Les pertes urinaires pendant l’activité physique sont beaucoup plus fréquentes qu’on le croit… et encore trop souvent banalisées. L’incontinence urinaire à l’effort survient lorsque la pression à l’intérieur de l’abdomen — par exemple lors d’une toux, d’un saut, d’une course ou d’un soulèvement de charge — dépasse la capacité du système de soutien de la vessie et de l’urètre à contenir l’urine, et ce, sans contraction volontaire de la vessie.

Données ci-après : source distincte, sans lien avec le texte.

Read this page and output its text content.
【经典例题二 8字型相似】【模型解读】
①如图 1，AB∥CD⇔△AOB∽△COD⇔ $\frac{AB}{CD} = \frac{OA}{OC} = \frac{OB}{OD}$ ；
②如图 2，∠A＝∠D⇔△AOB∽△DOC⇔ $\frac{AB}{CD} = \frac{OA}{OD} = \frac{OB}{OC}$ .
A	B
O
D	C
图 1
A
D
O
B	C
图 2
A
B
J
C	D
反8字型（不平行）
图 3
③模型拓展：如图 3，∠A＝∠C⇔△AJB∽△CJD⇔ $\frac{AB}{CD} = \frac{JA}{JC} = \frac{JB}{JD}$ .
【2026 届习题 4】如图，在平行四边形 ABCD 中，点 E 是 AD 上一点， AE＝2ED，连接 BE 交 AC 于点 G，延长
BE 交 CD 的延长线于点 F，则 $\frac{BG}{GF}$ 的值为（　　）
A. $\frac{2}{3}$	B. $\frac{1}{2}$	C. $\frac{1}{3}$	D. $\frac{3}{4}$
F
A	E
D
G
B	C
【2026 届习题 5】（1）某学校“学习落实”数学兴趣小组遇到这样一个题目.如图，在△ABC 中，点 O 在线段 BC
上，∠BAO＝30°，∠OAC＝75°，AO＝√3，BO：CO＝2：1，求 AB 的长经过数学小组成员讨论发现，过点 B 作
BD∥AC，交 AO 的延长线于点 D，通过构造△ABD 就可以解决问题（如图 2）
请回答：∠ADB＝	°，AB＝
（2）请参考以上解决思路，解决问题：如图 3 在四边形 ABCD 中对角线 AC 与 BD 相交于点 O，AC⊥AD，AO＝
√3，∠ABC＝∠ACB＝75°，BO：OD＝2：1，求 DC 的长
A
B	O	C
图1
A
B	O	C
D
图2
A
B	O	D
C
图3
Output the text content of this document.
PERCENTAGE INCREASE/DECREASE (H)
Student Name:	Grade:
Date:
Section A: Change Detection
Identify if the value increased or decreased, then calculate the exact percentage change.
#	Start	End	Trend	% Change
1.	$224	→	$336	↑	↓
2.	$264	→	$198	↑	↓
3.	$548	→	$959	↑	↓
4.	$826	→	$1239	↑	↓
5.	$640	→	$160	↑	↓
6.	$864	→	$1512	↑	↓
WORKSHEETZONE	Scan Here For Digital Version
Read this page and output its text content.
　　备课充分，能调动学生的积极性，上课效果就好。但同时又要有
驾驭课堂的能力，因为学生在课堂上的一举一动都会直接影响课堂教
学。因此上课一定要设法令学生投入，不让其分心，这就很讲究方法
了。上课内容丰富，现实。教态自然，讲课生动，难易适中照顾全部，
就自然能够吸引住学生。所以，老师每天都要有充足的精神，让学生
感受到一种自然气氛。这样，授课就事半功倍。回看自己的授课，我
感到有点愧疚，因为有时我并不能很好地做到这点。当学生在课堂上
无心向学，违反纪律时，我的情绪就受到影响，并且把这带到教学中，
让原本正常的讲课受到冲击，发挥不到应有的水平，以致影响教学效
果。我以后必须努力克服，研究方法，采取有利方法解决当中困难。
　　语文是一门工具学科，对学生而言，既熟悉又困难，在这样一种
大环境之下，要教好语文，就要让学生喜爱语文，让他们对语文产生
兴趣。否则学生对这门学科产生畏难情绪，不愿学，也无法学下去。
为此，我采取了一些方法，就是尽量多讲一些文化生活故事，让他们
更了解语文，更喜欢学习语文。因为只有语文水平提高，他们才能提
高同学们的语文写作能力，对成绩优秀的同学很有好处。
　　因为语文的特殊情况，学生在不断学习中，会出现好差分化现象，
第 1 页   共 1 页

Chez les femmes, les sports comportant des impacts répétés, des changements de direction rapides ou des charges importantes augmentent le risque de fuites urinaires. La course à pied, les sports de raquette, le trampoline, l’aérobie ou encore l’haltérophilie et le CrossFit sont souvent associés à cette problématique. Les statistiques chez les athlètes féminines de haut niveau sont éloquentes : dans certaines disciplines, une proportion importante de sportives rapporte des pertes urinaires à l’effort. Pourtant, même si cela est fréquent, ce n’est jamais normal. Les fuites ne sont pas une preuve que l’on s’entraîne intensément : elles sont plutôt le signe que le système de gestion des pressions abdominales est débordé.
Chez les hommes, le sujet est moins abordé, mais bien réel. L’incontinence à l’effort peut survenir après une chirurgie de la prostate, en présence de douleurs lombaires persistantes ou lors de sports générant une forte pression abdominale. Comme le thème demeure tabou, plusieurs hommes hésitent à en parler et retardent ainsi une prise en charge pourtant efficace.
Au-delà des pertes urinaires, certaines personnes peuvent aussi ressentir une augmentation de la fréquence urinaire, une sensation de vidange incomplète de la vessie ou encore des douleurs pelviennes et périnéales. Ces symptômes indiquent souvent un déséquilibre dans le fonctionnement du complexe lombo-pelvien.
Le contrôle urinaire ne dépend pas uniquement des muscles du plancher pelvien. Il implique une coordination fine entre la respiration et le diaphragme, les muscles abdominaux profonds, la musculature du dos, les articulations lombaires et sacro-iliaques ainsi que les structures pelviennes. Lorsqu’un ou plusieurs de ces éléments ne fonctionnent pas adéquatement, la gestion de la pression intra-abdominale devient inefficace.
Les pertes urinaires pendant le sport ne sont donc ni une fatalité, ni une conséquence “normale” de l’âge ou de la pratique sportive. Elles constituent plutôt un signal que le système mérite d’être évalué. Une prise en charge en rééducation périnéale et pelvienne permet d’identifier les déficits spécifiques et de mettre en place un plan de traitement adapté afin de prévenir l’aggravation des symptômes et d’éventuelles complications.